No one could accuse Brandon Sutter
of being a dirty player. Still, despite how hard he plays the game each and every night, his squeaky-clean record is very surprising.
If he can muster up at least two more goals in the final eight games of the season, Sutter would become the first player to score 20 goals while accumulating just two penalty minutes in 10 years. The Toronto Maple Leafs’ Sergei Berezin last accomplished that feat during the 1999-00 season.
Perhaps unfortunately for Sutter, that type of effort is the stuff the dreaded Lady Byng Trophy, given each year to the league’s most sportsmanlike player, is made of.
”I’m going to start slashing everyone now,” said the 21-year-old, shaking his head when told for the first time of his impending accomplishment.
Sutter’s only infraction of the year was a minor penalty for hooking. Even while being put on the spot, he remembered it immediately.
”Yep, it happened in Florida,” he said.
On December 18, to be exact. Forty-one games ago.
Occasionally, being able to vividly remember such a routine play as the only crime committed in a long season could sound alarm bells that a player isn’t competing hard enough. Clearly, that’s not the case with Sutter.
”It’s not a two-penalty-minute season because he doesn’t go into the dark areas and never hits anybody,” said coach Paul Maurice. “He’s very, very smart and does everything with his stick on the ice, and because he’s so smart his body position is always good and he’s not reaching in from behind.
”He’s willing to go in and battle, while a lot of guys who are in the under-20 category don’t get near a lot of people to take penalties. His game is not like that, and he’s just a real smart guy with his stick.”
Sutter’s clean record comes despite the fact that he routinely goes up against some of the opposition’s best players on a nightly basis. His discipline is also helpful covering up the sins of his teammates, as he plays a regular role on the penalty kill.
“Obviously you don’t want to be in the box all night,” he said. “You just want to be smart, and usually there’s stuff after whistles where you take your penalties for roughing and stuff like that, but I just haven’t taken any penalties.”
Earlier in his career, Sutter was a regular goon by comparison. He picked up two fighting majors during his rookie season, which accounted for 10 of his 16 penalty minutes. He also posted a career high 54 in 2006-07 during his second full year of junior hockey in Red Deer.

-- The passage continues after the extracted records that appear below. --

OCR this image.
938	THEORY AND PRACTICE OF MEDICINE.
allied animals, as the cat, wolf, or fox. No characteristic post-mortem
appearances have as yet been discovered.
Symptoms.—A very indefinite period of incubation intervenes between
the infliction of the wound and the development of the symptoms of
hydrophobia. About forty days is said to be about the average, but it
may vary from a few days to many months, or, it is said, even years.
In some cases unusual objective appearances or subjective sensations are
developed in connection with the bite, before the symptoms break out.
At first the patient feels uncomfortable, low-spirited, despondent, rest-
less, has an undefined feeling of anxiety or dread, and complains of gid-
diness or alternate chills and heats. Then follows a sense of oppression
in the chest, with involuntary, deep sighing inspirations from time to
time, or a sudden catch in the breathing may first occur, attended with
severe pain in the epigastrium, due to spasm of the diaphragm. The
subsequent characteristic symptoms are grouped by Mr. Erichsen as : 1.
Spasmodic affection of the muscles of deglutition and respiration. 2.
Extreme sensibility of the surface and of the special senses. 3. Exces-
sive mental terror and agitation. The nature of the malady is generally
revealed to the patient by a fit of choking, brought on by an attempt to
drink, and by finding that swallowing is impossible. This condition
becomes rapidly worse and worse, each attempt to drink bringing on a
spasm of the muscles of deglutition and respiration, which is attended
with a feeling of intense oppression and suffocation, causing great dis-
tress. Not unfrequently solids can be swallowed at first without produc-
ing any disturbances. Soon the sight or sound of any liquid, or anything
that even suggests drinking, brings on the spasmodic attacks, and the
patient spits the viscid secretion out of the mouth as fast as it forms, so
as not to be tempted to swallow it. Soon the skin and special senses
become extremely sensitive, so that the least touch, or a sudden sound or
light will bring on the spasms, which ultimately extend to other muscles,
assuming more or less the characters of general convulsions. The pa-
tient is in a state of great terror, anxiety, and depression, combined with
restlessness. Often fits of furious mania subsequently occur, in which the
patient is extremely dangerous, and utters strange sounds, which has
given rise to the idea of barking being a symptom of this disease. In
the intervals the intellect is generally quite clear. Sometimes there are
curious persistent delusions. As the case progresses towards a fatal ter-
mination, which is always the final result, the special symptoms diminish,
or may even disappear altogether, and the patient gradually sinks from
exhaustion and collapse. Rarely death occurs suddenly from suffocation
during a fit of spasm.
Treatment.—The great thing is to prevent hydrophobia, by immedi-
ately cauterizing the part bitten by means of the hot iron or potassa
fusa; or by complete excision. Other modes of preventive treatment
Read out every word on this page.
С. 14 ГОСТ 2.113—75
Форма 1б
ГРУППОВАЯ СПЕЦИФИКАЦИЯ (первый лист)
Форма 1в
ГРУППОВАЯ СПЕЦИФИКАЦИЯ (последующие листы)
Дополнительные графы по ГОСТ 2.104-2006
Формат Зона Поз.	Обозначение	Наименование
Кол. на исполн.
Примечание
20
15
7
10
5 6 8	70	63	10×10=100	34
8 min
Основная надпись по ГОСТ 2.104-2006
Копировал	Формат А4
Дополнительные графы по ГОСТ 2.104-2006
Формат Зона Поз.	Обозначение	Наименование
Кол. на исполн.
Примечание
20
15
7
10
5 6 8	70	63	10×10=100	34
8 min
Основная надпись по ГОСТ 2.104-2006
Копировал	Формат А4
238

”I definitely had more in junior,” he said, defending his street cred.
All kidding aside, the Hurricanes are a much better team with Sutter on the ice and out of the penalty box. His improvement from this season compared to last has been striking to the point that he’s undoubtedly ahead of schedule on his development and possibly ahead of the team’s already-lofty long-term projections.
”It’s not just a good player and then in four or five years when he develops he’s going to be an impact player for the Hurricanes,” said Maurice. “He is now, and there’s nothing to his game to suggest that he’s been lucky in doing it.
“With Sutter and Staal, we’ve got a good combination and one-two punch that can allow you to do some things as a coach in terms of line match-ups to get Staal away from the other team’s best at times and still score the goals.”
Ward coming back
The Hurricanes’ reassignment of Justin Peters today has paved the way for Cam Ward to return to the team in a backup role for Saturday’s home game against Atlanta. Manny Legace is still expected to earn the start in that game, but if all goes well, Maurice said he is planning to start Ward in Atlanta on Monday.
Peters’ return will be a welcome one for the Albany River Rats, who have also been struggling with injuries at the goaltending position as they attempt to solidify their hold on a playoff spot. Justin Pogge and Mike Murphy, both under contract with Carolina, have been out for the last several weeks.